For those who aren't able to visit BIG's Serpentine Gallery Pavilion this summer, Swiss visualisation studio Archilogic has made it possible to take an unofficial tour of the building using virtual reality (+ interactive 3D model).

Ahead of the pavilion's unveiling tomorrow, Archilogic has created an unofficial digital model that allows users to preview the building using VR devices like Oculus Rift or Google Cardboard, or as an interactive 3D model in a web browser.

BIG, Bjarke Ingels Group, Serpentine Gallery Pavilion 3D VR model

Wearing a VR headset, users are able to recreate the experience of walking through the pavilion – conceived by BIG founder Bjarke Ingels as an "unzipped wall" in London's Kensington Gardens.

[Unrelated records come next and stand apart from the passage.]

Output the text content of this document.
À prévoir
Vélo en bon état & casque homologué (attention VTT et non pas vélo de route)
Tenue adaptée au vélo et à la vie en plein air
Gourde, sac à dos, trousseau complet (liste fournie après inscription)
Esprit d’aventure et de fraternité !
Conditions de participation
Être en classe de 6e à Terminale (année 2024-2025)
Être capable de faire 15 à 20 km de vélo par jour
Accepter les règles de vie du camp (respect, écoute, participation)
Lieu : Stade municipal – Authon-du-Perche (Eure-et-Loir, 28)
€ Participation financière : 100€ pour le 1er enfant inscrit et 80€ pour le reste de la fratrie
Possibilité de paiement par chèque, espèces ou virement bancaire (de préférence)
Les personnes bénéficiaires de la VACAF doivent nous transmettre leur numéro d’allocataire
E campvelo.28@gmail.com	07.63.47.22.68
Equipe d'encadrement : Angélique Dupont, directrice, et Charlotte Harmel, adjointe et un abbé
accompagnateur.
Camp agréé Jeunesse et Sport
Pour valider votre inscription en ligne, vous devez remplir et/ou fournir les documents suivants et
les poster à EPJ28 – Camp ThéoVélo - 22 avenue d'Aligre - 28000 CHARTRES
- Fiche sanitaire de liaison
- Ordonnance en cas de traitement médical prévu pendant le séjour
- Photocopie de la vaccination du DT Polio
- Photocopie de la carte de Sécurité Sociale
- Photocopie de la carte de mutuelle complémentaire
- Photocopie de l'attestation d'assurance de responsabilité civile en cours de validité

"Unless you're in London, you may not get the opportunity to visit the pavilion physically, but thanks to the web we can take you there virtually," explained software engineer Benjamin Devine, who worked on the project.

BIG, Bjarke Ingels Group, Serpentine Gallery Pavilion 3D VR model

When viewing the model in a web browser, users are also offered the opportunity to edit the design and create their own versions of the fibreglass brick structure.

By moving the bricks in different directions or changing their size, an infinite number of designs can be created.

Video showing how users can edit the pavilion using their web browser


"We thought it would be interesting to let people manipulate the pavilion," Devine told Dezeen.

"Because we're doing everything in the browser, we can share these explorations in a public virtual space for anyone with a recent device and an internet connection," he explained.

"Being able to share 3D experiences this way, without installation of new software or file downloads, makes web browsers extremely powerful tools for architectural communication."

This interface allows users to edit the pavilion


Bjarke Ingels was named as the designer of the 16th Serpentine Gallery Pavilion back in February, and revealed his design just two weeks later.

It comprises a series of box-like fibreglass frames stacked on top of each other, in a pattern based on a common brick wall. The wall splits to create curved entrances at both ends of the pavilion, as well as a hollow centre.

Archilogic built a digital version of this structure this using a custom-built software programme, with textures and landscaping details imported from graphics programs including Photoshop and Blender.

Here are some examples of possible edits


"We modelled the pavilion following simple rules: starting with a brick, reusing the brick to create a wall, 'unzipping' the wall so that its base follows a curve," said Archilogic.

"Building a model by defining rules allows us to change the components of the wall, the height of the bricks, the shape of the curve, in the end generating a new unique Serpentine pavilion without tediously remodelling everything."

Archilogic's Zurich-based team is made up of architects and engineers, and the team regularly creates digital models to test their software editing skills. This project is the latest in this series – so wasn't commissioned by the Serpentine Galleries or the pavilion team.

To view the models in virtual reality, users simply load the webpage on their device and hit the 3D button.

BIG's Serpentine Gallery Pavilion features a tall pointed structure made of interlocking fibreglass "bricks"

BIG's Serpentine Gallery Pavilion is officially unveiled tomorrow and opens to the public later this week. It will be accompanied by four summer houses by Kunlé Adeyemi, Barkow Leibinger, Yona Friedman and Asif Khan.

Dezeen has been looking back at each of the Serpentine Gallery's pavilions from 2000 to 2015 in a series of interviews with gallery director Julia Peyton-Jones.

Last year's pavilion was a colourful chrysalis of translucent plastic created by Spanish duo SelgasCano. Previous designers have included Peter Zumthor, Jean Nouvel, SANAAHerzog & de Meuron and Sou Fujimoto.